In message <[EMAIL PROTECTED]>
Dan Sugalski <[EMAIL PROTECTED]> wrote:
> utf8 and utf16 are both variable length encodings for space reasons.
> There's not much reason to space-compact something then expand the heck out
> of it. On the other hand, I'd really, *really* rather not have Unicode
> constants in anything other than UTF-32, so I'd as soon we chopped out the
> utf-8 and utf-16 constant support from this.
>
> A should be the prefix for US-ASCII characters.

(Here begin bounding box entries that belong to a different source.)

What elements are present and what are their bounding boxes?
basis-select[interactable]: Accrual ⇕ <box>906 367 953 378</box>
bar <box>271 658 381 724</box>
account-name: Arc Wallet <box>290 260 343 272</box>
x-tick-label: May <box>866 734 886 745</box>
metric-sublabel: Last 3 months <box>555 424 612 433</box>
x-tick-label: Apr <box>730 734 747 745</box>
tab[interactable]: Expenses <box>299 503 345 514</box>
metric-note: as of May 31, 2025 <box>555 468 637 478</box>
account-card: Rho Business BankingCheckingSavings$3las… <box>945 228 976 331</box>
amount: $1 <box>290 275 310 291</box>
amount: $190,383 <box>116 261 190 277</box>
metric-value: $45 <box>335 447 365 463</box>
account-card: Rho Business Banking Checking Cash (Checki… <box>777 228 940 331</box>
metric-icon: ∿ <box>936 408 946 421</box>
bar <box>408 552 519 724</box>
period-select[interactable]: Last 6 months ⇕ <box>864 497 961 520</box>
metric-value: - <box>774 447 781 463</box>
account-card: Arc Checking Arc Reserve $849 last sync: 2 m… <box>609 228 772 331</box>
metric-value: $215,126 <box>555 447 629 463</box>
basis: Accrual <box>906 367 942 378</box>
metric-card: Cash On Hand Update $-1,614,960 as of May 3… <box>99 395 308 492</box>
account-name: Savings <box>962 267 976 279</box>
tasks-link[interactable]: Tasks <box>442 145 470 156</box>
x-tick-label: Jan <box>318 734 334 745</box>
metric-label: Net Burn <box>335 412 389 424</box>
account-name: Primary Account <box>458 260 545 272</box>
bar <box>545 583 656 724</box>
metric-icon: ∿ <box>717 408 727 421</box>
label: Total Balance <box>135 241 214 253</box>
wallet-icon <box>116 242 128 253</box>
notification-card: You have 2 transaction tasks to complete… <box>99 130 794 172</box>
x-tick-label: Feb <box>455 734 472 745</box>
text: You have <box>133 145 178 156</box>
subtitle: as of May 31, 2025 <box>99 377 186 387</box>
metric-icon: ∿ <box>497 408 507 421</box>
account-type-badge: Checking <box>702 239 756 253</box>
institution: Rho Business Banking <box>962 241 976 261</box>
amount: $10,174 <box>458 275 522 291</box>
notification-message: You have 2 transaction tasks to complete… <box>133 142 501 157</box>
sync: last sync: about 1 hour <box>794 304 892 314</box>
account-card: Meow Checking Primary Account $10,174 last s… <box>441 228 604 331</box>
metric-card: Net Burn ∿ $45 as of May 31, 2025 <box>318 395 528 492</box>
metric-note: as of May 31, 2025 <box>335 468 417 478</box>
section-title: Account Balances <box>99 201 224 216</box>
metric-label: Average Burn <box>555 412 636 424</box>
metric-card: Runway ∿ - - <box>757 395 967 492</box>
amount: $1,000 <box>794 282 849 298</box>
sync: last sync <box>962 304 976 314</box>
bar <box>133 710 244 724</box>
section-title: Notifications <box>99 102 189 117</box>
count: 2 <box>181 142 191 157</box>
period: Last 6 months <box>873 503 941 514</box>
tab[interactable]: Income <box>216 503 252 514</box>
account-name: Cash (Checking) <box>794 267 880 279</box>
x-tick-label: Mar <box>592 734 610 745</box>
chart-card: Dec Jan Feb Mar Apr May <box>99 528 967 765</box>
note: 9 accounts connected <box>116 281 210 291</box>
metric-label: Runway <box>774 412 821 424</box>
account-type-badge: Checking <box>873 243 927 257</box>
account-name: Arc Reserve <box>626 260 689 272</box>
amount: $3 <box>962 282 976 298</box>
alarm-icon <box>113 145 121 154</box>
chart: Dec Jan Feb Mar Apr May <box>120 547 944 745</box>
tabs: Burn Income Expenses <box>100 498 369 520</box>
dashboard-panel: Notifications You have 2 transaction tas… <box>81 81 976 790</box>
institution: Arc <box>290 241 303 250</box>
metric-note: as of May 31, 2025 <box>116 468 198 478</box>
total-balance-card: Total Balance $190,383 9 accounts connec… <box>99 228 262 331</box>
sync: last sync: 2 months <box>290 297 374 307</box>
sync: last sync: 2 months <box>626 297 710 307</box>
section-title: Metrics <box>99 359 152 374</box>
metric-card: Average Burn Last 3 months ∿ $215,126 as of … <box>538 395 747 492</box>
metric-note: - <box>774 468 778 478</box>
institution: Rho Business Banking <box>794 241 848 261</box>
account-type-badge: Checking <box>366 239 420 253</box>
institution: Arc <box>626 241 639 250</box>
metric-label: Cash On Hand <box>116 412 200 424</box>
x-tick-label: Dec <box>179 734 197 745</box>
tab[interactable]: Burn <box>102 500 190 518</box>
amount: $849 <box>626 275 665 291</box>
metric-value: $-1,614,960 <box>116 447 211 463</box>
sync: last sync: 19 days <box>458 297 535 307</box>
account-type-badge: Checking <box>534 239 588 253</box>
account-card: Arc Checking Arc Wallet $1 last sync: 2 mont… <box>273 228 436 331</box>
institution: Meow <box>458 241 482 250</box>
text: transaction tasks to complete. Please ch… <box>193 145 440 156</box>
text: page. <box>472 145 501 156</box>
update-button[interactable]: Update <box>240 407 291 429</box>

> U should be the prefix for Unicode characters
> N should be the prefix for the native character set (and the default)
>
> Beyond that I'm not sure what, if anything, we should accommodate in the
> assembler.
Attached is a patch to drop the U8, U16 and U32 prefixes and
add U and N prefixes.
I havn't added the A prefix because I'm still not clear what
encoding those are supposed to map to. I can understand the
following mappings:
N => enc_native
U => enc_utf32
but what is A supposed to map to exactly? or is the assembler
supposed to mangle an A string into an N or U string and then
put it in the bytecode in one of those formats?
Tom
--
Tom Hughes ([EMAIL PROTECTED])
http://www.compton.nu/
Index: Assembler.pm
===================================================================
RCS file: /home/perlcvs/parrot/Parrot/Assembler.pm,v
retrieving revision 1.8
diff -u -w -r1.8 Assembler.pm
--- Assembler.pm 2001/10/09 02:45:36 1.8
+++ Assembler.pm 2001/10/09 21:25:28
@@ -279,7 +279,7 @@
=cut
-my %encodings=('' => 0, 'U8' => 1, 'U16' => 2, 'U32' => 3);
+my %encodings=('' => 0, 'N' => 0, 'U' => 3);
my %opcodes = Parrot::Opcode::read_ops( -f "../opcode_table" ? "../opcode_table" :
"opcode_table" );
@@ -662,7 +662,7 @@
sub replace_string_constants {
my $code = shift;
- $code =~
s/(U(?:8|16|32))?\"([^\\\"]*(?:\\.[^\\\"]*)*)\"/constantize_string($2,$1)/eg;
+ $code =~ s/([NU])?\"([^\\\"]*(?:\\.[^\\\"]*)*)\"/constantize_string($2,$1)/eg;
return $code;
}